I am a little bit confused as to what output you want your program to have, or rather what it is supposed to represent. You don't really seem to want substrings as you also mention "ac" but you do not mention things like "cb". Would "cb" be the same as "bc" in your case?
Also (and especially if the answer to the last question is yes) how do you deal with strings like "aabbcc"?
At first sight I thought you wanted something like the following:
#include <iostream>
#include <cassert>
void print_permutations (std::string characters, const unsigned int characters_left, const unsigned int permutation_size);
int main(void)
{
std::string characters = "abcd";
for (unsigned int i = 1; i <= characters.length(); i++)
{
print_permutations(characters, i, i);
}
return 0;
}
void print_permutations (std::string characters, const unsigned int characters_left, const unsigned int permutation_size)
{
assert (permutation_size <= characters.length() && characters_left <= permutation_size);
// Recursive case
if (characters_left > 0)
{
// The index the next character will be placed at.

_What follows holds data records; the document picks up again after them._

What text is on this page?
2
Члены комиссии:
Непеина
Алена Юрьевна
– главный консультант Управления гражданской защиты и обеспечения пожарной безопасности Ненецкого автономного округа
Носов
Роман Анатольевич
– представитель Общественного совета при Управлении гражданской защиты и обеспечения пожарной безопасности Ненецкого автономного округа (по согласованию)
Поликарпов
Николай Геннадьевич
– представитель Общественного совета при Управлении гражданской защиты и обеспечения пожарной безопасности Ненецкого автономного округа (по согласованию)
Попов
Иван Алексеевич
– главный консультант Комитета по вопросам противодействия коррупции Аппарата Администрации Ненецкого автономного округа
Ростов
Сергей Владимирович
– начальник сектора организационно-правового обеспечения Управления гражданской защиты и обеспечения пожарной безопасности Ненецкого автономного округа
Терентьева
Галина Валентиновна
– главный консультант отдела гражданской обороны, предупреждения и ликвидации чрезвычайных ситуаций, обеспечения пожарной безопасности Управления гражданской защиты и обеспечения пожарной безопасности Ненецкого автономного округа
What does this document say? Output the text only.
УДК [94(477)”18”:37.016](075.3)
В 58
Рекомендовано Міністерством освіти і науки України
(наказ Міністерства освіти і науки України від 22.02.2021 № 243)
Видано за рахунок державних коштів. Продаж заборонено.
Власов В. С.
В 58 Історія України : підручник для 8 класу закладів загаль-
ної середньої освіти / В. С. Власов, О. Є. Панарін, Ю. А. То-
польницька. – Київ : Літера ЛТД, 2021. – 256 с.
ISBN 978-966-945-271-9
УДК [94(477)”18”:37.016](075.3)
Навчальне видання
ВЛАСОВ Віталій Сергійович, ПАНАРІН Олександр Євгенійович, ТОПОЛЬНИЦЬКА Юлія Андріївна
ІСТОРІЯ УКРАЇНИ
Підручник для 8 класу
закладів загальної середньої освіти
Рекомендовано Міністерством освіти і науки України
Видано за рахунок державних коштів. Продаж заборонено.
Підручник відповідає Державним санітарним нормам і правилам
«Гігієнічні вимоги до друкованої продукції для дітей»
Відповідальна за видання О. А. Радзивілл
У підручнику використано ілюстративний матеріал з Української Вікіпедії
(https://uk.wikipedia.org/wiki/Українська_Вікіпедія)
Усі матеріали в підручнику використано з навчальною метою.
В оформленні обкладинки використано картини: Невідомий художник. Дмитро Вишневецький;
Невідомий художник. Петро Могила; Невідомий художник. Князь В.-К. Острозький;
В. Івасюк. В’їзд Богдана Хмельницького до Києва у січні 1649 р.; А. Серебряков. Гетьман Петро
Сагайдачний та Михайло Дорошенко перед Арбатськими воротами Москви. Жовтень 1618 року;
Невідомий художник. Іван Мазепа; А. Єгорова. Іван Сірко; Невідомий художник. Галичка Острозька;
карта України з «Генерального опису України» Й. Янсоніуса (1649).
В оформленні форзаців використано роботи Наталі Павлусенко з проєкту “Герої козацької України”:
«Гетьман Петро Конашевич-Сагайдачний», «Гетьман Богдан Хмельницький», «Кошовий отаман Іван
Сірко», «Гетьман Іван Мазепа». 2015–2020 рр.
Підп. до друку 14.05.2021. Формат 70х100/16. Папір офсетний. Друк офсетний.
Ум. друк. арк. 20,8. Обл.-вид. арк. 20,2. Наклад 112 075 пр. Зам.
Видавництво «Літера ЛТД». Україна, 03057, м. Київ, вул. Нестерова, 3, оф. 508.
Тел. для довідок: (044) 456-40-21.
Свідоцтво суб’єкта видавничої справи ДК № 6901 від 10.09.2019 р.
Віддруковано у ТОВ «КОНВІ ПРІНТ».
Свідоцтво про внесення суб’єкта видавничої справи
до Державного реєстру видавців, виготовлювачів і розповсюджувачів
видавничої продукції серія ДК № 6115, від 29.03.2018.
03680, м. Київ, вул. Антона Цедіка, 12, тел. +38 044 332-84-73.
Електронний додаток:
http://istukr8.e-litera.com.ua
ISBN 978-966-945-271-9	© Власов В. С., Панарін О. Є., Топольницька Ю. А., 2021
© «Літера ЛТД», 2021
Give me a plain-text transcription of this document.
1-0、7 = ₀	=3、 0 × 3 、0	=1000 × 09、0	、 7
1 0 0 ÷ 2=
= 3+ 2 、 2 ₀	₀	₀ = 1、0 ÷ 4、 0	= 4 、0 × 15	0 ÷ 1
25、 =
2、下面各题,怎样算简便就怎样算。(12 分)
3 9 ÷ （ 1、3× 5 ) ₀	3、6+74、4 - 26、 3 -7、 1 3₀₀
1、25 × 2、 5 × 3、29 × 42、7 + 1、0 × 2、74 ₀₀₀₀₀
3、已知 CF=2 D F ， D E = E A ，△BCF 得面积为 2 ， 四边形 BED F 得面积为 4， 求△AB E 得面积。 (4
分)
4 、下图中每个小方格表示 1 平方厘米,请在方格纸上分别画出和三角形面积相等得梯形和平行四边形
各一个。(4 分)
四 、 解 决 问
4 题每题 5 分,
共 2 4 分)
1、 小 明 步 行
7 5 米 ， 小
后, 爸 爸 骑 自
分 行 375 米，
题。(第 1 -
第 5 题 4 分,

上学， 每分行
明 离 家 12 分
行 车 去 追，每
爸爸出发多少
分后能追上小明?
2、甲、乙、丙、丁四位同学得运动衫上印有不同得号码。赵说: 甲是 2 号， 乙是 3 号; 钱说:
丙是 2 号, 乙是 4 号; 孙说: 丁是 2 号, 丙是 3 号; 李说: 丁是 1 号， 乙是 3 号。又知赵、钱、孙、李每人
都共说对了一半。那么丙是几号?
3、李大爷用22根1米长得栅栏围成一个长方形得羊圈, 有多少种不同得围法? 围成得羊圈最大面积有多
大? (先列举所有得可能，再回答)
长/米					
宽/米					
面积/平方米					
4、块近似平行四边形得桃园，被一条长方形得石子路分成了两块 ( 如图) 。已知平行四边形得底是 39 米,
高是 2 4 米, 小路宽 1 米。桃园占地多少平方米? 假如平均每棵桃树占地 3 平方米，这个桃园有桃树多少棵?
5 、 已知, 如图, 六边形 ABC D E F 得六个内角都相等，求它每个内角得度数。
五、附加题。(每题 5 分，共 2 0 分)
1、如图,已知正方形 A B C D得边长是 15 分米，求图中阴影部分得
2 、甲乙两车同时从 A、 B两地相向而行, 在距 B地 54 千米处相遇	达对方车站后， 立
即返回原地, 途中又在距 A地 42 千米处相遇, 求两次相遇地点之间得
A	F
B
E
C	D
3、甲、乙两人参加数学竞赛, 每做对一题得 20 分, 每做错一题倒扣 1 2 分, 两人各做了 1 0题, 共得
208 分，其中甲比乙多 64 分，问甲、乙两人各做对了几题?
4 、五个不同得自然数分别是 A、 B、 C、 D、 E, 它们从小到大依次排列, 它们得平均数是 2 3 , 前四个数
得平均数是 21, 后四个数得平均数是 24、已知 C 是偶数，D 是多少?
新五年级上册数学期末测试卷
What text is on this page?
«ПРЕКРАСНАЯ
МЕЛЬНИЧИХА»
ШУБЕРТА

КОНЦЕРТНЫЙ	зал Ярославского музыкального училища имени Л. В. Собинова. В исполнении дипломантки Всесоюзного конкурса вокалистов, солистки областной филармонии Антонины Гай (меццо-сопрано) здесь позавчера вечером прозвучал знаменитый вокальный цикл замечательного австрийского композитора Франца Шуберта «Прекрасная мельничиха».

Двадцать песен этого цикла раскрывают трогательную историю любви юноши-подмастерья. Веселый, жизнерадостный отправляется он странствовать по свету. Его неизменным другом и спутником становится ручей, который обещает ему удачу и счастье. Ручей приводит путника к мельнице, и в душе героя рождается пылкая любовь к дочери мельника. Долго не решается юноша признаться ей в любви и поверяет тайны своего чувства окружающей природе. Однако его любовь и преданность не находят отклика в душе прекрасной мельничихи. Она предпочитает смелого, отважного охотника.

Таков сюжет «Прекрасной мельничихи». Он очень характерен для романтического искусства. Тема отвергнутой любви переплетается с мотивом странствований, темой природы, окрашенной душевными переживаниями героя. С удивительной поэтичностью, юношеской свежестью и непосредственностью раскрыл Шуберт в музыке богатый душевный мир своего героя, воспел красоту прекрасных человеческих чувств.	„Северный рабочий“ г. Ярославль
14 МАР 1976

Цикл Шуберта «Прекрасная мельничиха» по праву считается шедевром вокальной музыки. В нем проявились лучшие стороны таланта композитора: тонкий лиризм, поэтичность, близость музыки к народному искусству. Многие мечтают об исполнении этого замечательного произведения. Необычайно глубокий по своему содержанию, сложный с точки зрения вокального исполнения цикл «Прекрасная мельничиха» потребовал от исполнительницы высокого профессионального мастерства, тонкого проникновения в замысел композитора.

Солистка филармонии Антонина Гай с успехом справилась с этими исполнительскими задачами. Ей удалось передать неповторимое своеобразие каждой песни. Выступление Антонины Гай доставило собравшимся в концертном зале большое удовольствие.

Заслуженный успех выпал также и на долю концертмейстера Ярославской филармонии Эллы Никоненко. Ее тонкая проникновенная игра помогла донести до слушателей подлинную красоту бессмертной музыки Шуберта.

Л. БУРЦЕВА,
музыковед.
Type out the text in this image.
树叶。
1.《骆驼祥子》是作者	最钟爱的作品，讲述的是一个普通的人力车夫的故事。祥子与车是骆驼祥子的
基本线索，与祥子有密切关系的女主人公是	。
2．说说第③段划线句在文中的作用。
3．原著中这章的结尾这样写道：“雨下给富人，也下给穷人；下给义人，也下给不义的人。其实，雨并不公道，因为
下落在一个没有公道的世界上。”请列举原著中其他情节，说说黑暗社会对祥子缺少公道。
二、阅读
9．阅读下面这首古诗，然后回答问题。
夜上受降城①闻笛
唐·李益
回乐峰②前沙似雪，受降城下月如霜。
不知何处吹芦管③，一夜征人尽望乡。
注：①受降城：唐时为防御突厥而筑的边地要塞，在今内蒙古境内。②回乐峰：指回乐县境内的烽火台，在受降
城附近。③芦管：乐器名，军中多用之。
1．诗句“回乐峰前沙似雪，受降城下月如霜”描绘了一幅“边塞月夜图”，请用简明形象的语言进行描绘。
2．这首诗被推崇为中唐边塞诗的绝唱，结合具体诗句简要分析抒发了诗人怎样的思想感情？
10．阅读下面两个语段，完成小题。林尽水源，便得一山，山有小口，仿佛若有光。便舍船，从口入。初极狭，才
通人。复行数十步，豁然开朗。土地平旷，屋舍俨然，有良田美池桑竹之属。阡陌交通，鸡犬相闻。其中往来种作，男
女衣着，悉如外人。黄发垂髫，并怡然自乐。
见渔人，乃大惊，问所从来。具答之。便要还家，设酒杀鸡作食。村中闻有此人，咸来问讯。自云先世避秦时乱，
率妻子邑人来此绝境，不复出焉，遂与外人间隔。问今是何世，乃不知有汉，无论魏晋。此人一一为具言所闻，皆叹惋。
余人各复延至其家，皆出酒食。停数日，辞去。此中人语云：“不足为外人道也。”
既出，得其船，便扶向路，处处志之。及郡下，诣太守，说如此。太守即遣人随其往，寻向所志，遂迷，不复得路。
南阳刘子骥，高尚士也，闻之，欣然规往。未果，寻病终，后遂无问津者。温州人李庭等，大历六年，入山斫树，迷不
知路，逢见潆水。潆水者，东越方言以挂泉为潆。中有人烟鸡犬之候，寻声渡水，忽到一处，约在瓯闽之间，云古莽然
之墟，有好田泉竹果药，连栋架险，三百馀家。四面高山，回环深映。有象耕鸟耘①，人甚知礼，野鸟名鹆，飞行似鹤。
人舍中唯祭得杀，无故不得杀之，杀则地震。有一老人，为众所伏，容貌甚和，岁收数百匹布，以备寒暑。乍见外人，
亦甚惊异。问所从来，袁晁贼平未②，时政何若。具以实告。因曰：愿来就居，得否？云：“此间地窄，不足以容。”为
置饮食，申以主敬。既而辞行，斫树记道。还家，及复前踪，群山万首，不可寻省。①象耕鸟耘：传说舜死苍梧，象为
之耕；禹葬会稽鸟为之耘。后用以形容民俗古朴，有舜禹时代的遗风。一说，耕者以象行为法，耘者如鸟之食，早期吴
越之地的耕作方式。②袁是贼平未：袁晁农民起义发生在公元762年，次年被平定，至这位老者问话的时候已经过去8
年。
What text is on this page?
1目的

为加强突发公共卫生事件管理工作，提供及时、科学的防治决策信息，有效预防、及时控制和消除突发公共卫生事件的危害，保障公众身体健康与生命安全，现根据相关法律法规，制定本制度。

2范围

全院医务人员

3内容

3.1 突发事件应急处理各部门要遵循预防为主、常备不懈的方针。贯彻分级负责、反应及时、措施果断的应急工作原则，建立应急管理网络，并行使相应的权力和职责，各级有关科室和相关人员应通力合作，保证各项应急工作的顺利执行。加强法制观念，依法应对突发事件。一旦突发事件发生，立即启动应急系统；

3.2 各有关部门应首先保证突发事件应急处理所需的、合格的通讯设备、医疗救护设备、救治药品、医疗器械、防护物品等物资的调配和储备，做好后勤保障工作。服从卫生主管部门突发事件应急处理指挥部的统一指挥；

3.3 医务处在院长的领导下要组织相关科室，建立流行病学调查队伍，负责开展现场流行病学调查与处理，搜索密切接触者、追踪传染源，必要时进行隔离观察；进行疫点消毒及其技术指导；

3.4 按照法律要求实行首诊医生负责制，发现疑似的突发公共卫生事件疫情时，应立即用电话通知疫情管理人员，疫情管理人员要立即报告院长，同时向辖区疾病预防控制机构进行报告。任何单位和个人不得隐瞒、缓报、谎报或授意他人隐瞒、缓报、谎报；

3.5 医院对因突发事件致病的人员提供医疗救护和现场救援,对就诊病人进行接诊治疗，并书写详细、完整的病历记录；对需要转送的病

unsigned int current_index = permutation_size - characters_left;
// Simply Go for every character.
for (unsigned int i = current_index; i < characters.length(); i++)
{
// Swap the character at the current index with the new character
std::swap(characters[current_index], characters[i]);
// And solve the rest in recursion.
print_permutations(characters, characters_left - 1, permutation_size);
// Swap it back for the rest of the cases.
std::swap(characters[current_index], characters[i]);
}
}
// Base case
else
{
// Just print the permutation. It may be shorter then the string to
// Only print the characters of the permutation section we generated.
std::cout << characters.substr(0, permutation_size) << std::endl;
}
}
But this is not what you want right? It would output:
a
b
c
ab
ac
ba
bc
cb
ca
abc
acb
bac
bca
cba
cab
Please show which of these results is/are undesired, and more importantly: why.